Women love it when you approach them on the street and say “whoa, is there a hot babe convention in town?”

I like my men like I like my coffee. Not that hot but still making me anxious.

Don’t rush into a relationship. Be friends first. Maybe they have hotter friends. Thank me later.

My kid tells me his toothpaste is “too spicy” but he doesn’t seem to be having any trouble with Flamin’ Hot Cheetos.

Even on the coldest of days, there’s such peace found in the warm embrace of a hot pizza.

A hot coffee and a crispy bagel doesn’t change anything but it can’t hurt.

I don’t hate you, but I hope you run out of hot water before you’re finished your shower.

I love being outside, just not when it’s too cold or too hot or too wet or too windy or if there are bugs.

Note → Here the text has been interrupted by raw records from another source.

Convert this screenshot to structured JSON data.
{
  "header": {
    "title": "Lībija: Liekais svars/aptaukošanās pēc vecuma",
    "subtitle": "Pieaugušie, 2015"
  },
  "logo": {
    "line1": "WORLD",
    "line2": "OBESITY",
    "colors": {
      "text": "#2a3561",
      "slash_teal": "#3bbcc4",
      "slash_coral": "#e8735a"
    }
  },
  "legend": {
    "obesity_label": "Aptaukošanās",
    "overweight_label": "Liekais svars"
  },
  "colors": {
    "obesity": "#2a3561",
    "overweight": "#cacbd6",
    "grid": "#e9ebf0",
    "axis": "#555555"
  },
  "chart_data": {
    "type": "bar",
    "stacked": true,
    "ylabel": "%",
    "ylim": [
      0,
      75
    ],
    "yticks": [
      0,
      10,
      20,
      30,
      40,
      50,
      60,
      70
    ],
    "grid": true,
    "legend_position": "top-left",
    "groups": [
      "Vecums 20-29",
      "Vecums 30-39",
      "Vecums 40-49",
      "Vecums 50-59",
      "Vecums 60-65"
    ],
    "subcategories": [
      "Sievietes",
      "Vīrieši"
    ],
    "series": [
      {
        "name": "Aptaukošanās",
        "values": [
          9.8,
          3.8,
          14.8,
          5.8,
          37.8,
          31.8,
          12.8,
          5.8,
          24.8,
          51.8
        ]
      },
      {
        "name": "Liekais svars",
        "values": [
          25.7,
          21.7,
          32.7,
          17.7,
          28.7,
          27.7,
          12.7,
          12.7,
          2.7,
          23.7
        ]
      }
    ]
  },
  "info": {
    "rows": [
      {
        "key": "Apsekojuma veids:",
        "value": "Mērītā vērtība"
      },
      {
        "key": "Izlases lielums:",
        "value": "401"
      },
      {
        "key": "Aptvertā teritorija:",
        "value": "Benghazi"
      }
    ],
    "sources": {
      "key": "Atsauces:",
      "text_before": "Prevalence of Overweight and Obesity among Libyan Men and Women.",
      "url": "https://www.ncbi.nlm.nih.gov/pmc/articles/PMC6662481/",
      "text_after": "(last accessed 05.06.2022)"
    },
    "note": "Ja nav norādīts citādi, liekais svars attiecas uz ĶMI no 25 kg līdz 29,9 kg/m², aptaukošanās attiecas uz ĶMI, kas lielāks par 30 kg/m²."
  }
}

Don’t date coworkers. Being the hot coworker nobody at work has a chance with is always the best role to play.

Facebook should just go back to being Hot or Not dot com.

Women are so hot, I wish they were good people.

I need a long hot meteor shower.

Always be kind. You never know who might own a hot tub.

I want a girlfriend so hot that people walking down the street know that I am funny.

If hot showers aren’t good for you then why do I emerge from them bright red like a beautiful ruby?

You are allowed to be crazy as long as you are equally as hot.

I just want to be treated like a hot little French fry.

The Frankfurt School?? What are you majoring in, hot dog?

The crematorium is my last hope for a hot body.

Ever since I learned the show is called Suits because of lawsuits and not because they wear suits, I have harbored a hot white rage within me beyond anything mankind has ever known.